In a ray of hope for cancer patients, researchers are developing a better drug delivery method by encapsulating the drugs in nanoballoons that would pop open and release exact dose at the affected area without any side effect.
These nanoballoons are tiny modified liposomes that, upon being struck by a red laser, pop open and deliver concentrated doses of medicine.
"Why PoP-liposomes, or nanoballoons, open in response to an otherwise harmless red laser is still a bit of a mystery to us but we have definitely unearthed a new and unique phenomenon. Its potential for improving how we treat cancer is immense," said Jonathan Lovell, an assistant professor of biomedical engineering at University of Buffalo.
Currently, chemotherapeutic drugs excel at fighting cancer but they are not so efficient at getting where they need to go.
They often interact with blood, bone marrow and other healthy bodily systems.
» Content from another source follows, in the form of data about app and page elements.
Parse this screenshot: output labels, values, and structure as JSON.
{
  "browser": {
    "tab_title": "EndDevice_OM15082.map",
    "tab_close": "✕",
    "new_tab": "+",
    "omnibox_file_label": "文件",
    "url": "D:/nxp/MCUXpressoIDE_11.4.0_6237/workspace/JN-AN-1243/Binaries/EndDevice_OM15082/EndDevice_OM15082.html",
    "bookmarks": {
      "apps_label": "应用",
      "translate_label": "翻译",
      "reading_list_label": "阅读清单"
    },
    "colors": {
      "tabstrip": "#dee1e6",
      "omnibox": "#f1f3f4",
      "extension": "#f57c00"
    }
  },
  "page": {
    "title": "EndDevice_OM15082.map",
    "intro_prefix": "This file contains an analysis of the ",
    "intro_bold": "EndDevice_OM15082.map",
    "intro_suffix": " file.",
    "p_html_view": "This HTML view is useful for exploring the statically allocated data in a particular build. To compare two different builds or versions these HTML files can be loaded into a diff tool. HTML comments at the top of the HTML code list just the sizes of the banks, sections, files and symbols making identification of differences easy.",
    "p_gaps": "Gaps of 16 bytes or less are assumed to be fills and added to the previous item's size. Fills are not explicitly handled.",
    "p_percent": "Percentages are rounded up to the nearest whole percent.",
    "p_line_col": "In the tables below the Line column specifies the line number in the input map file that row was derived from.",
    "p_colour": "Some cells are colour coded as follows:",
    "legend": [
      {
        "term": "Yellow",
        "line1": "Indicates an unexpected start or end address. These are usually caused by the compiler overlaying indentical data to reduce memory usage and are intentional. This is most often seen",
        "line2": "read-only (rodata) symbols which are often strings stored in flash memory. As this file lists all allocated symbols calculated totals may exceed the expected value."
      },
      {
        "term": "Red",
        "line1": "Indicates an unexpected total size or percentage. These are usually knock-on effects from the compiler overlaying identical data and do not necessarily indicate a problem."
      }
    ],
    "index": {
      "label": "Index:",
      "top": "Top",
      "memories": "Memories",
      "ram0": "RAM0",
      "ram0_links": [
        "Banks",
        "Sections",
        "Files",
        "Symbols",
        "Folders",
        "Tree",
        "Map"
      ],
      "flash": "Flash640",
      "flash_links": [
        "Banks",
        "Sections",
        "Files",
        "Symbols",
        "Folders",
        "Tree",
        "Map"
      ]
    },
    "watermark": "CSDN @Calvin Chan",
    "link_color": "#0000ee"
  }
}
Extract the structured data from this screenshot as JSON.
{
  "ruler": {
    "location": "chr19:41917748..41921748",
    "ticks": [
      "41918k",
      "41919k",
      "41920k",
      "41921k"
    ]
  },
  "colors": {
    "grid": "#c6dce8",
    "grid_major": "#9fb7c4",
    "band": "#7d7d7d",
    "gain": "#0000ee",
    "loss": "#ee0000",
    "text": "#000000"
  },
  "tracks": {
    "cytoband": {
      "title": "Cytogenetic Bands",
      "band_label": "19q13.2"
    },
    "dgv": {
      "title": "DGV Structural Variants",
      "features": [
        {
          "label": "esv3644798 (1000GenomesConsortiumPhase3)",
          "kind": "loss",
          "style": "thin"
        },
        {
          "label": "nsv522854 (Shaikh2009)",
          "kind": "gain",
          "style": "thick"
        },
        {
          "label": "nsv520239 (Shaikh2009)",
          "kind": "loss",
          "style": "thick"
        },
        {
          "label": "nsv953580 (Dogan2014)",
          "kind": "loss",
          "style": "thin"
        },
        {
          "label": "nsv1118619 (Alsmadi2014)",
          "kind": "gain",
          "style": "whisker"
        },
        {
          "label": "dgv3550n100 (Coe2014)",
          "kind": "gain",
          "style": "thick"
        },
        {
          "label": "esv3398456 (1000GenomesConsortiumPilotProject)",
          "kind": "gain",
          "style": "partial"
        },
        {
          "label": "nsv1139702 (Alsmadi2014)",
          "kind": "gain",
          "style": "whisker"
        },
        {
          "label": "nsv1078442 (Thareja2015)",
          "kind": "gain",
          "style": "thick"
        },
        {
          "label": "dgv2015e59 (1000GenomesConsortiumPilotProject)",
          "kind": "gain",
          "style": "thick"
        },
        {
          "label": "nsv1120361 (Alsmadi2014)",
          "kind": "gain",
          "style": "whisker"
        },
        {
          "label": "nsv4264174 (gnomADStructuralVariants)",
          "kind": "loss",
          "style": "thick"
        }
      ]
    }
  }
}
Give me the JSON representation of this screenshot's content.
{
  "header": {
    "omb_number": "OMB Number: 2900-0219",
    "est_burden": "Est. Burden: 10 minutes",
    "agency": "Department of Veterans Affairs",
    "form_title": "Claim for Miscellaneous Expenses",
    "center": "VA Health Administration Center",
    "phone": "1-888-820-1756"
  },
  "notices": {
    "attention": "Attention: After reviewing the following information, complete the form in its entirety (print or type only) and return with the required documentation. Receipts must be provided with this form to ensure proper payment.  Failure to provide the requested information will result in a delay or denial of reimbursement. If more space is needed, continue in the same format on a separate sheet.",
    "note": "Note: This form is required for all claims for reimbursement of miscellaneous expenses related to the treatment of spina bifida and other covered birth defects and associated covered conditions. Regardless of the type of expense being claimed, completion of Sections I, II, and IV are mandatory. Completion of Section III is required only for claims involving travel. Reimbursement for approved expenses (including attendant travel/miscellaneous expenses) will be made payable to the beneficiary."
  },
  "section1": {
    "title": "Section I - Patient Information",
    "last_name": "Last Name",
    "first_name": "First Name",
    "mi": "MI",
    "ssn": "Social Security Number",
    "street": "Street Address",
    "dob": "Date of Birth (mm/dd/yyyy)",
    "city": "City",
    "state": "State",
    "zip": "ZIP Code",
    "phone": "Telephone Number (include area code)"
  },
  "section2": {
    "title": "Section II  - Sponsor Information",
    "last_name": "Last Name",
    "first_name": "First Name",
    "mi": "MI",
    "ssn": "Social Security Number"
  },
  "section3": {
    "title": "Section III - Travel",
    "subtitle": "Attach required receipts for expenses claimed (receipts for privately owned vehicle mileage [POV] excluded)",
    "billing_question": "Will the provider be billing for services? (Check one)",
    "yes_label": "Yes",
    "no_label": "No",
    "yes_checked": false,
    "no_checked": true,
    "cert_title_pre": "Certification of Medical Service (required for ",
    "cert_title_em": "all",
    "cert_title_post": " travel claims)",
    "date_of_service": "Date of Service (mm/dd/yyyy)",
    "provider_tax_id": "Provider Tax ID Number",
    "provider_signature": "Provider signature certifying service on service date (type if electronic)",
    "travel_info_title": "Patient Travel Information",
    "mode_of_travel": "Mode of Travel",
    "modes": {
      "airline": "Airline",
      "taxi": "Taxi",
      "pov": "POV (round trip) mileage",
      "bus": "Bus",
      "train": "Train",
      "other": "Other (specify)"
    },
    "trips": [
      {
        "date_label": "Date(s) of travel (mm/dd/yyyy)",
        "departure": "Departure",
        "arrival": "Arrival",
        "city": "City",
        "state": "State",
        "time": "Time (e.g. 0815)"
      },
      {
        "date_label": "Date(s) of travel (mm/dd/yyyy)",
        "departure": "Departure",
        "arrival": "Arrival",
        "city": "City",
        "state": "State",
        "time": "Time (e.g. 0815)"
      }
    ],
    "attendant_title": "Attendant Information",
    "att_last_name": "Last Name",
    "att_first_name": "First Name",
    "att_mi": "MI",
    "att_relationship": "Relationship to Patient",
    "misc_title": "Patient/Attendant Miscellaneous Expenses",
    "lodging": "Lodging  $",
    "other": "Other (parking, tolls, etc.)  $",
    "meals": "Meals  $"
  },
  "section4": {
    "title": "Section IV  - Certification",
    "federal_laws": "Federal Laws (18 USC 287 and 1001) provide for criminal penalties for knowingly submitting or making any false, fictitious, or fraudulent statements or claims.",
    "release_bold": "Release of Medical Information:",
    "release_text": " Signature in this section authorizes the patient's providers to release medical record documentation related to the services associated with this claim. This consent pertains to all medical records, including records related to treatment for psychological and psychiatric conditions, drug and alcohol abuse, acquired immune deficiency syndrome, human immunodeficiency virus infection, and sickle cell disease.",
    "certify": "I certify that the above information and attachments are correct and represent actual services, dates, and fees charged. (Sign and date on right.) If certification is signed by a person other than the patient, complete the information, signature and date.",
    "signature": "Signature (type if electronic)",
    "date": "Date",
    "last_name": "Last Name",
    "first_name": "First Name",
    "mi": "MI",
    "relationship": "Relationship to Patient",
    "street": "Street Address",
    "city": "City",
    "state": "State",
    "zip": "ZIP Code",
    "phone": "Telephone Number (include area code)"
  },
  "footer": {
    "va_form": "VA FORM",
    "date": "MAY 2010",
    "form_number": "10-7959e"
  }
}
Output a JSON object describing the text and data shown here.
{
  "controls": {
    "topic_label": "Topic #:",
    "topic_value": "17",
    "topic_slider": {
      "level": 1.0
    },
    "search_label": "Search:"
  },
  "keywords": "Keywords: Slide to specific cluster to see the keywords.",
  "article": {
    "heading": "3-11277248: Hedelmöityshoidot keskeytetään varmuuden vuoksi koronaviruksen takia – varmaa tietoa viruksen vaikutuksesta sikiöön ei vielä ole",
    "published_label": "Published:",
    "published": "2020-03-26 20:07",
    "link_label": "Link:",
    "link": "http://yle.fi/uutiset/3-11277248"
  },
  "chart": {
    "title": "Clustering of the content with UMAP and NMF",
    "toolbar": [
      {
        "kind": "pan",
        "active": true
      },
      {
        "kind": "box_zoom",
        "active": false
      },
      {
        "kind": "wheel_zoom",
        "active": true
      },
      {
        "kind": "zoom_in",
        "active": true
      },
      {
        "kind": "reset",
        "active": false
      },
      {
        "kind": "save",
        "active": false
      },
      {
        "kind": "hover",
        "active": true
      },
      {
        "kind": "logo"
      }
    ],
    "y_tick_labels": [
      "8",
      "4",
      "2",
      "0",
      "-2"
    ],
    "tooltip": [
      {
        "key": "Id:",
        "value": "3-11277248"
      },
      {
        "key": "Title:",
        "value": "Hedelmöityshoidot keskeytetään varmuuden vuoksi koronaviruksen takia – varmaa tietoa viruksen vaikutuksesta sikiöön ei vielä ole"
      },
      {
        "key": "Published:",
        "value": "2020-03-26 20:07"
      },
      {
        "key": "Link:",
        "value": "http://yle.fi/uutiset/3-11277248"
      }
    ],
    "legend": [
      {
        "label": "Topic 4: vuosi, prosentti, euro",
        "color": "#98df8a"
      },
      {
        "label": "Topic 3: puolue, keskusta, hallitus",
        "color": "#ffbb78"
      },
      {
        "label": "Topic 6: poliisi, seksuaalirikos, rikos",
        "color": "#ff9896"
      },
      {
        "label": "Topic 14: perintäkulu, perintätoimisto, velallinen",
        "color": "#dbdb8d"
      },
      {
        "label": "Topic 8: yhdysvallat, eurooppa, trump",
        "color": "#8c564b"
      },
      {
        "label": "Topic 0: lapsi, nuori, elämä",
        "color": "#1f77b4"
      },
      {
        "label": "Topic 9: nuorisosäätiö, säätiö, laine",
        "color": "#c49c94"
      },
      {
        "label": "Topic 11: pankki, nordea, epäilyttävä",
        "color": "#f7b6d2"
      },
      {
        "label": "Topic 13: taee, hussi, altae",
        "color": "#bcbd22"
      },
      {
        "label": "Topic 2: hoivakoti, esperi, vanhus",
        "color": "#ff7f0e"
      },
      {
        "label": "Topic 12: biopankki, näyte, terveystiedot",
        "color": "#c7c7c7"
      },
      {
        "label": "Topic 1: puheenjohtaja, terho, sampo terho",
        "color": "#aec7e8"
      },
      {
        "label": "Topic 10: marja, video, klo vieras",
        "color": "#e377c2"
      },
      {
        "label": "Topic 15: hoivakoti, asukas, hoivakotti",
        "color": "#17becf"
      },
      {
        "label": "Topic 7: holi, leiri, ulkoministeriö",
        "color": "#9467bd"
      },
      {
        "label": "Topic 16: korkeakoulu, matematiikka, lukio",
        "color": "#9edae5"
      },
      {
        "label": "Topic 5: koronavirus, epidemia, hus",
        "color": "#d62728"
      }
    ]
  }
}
This dilutes the drugs and causes unwanted side effects.
Roughly 1,000 times thinner than human hair, nanoballoons consist of porphyrin, an organic compound, and phospholipid, a fat similar to vegetable oil.
Like conventional chemotherapy, they would be delivered to patients intravenously.
But because the nanoballoons encapsulate the anti-cancer drugs, they diminish the drugs' interaction with healthy bodily systems.
In lab experiments with mice, Lovell hit the nanoballoon with a red laser at the target site in the body.
The laser triggered nanoballoons to pop open and release the drugs.
As soon as the laser is turned off, the nanoballoons close, taking in proteins and molecules that might induce cancer growth.
Doctors could then be able to retrieve the nanoballoons by drawing blood or taking a biopsy.
The nanotechnology could provide a chemical snapshot of the tumour's environment which otherwise is very difficult to assess.
Human trials could start within five years, Lovell said in a study that appeared in the journal Nature Communications.